À la lueur d’un éclair qui déchira le ciel noir, il aperçut l’église.

« Nanon, dit-il brusquement, je sais que vous avez de la religion. Jurez-moi que c’est vrai, je vous tiens quitte. »

Un coup de tonnerre retentit.

Peut-être par effroi, Nanon se voila le visage.

« Oh ! s’écria Martial, vous hésitez, vous n’osez pas.

– Non, ce n’est pas cela ! balbutia-t-elle tout éperdue ; mais voici l’orage… La pluie tombe… Ah ! la malheureuse enfant !… Elle sera mouillée !… Elle aura froid !… Pour elle, c’est la mort ! »

Elle voulait s’échapper, courir.

Il l’avait saisie d’une main. De l’autre, à la lueur d’un second éclair, montrant la croix qui surmontait le clocher :

« Jurez-moi que vous ne mentez pas ! Sinon, non !
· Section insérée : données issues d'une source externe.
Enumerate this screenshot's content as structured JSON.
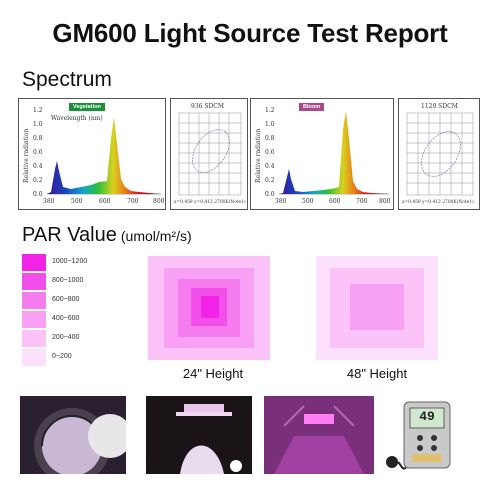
{
  "title": "GM600 Light Source Test Report",
  "spectrum": {
    "heading": "Spectrum",
    "vegetation_chart": {
      "badge": "Vegetation",
      "x_axis_title": "Wavelength (nm)",
      "y_axis_title": "Relative radiation",
      "y_ticks": [
        "1.2",
        "1.0",
        "0.8",
        "0.6",
        "0.4",
        "0.2",
        "0.0"
      ],
      "x_ticks": [
        "380",
        "500",
        "600",
        "700",
        "800"
      ]
    },
    "vegetation_chromaticity": {
      "header": "936 SDCM",
      "footer": "x=0.458 y=0.412 2700K(Note1)"
    },
    "bloom_chart": {
      "badge": "Bloom",
      "y_axis_title": "Relative radiation",
      "y_ticks": [
        "1.2",
        "1.0",
        "0.8",
        "0.6",
        "0.4",
        "0.2",
        "0.0"
      ],
      "x_ticks": [
        "380",
        "500",
        "600",
        "700",
        "800"
      ]
    },
    "bloom_chromaticity": {
      "header": "1120 SDCM",
      "footer": "x=0.459 y=0.412 2700K(Note1)"
    },
    "colors": {
      "vegetation_badge": "#1b8f3a",
      "bloom_badge": "#a8488f"
    }
  },
  "par": {
    "heading": "PAR Value",
    "unit": "(umol/m²/s)",
    "legend": [
      {
        "label": "1000~1200",
        "color": "#f023e6"
      },
      {
        "label": "800~1000",
        "color": "#f24fea"
      },
      {
        "label": "600~800",
        "color": "#f57cef"
      },
      {
        "label": "400~600",
        "color": "#f8a0f4"
      },
      {
        "label": "200~400",
        "color": "#fbc3f7"
      },
      {
        "label": "0~200",
        "color": "#fde0fb"
      }
    ],
    "map_24": {
      "caption": "24\" Height"
    },
    "map_48": {
      "caption": "48\" Height"
    }
  },
  "photos": {
    "meter_reading": "49"
  }
}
– Je le jure ! répondit-elle.

– Devant Dieu ?

– Devant Dieu ! »

Et libre enfin, elle se précipita vers la prairie.

La ronde y tournait encore, sous le ciel en feu.

Tout à coup la foudre éclata, déchaînant des torrents de pluie et de grêle que faisait tourbillonner un vent impétueux, glacial.

À peine quelques arbres, tordus par le vent, offraient-ils un refuge aux danseurs.

Longtemps, au milieu du fracas de l’orage, la Nanon appela, chercha Gratienne.

Lorsque enfin elle la trouva, Claudine l’abritait, la réchauffait de son corps.

Gratienne était déjà toute frissonnante. Elle claquait des dents.

« Malheur ! » dit la Nanon, qui l’emporta dans ses bras.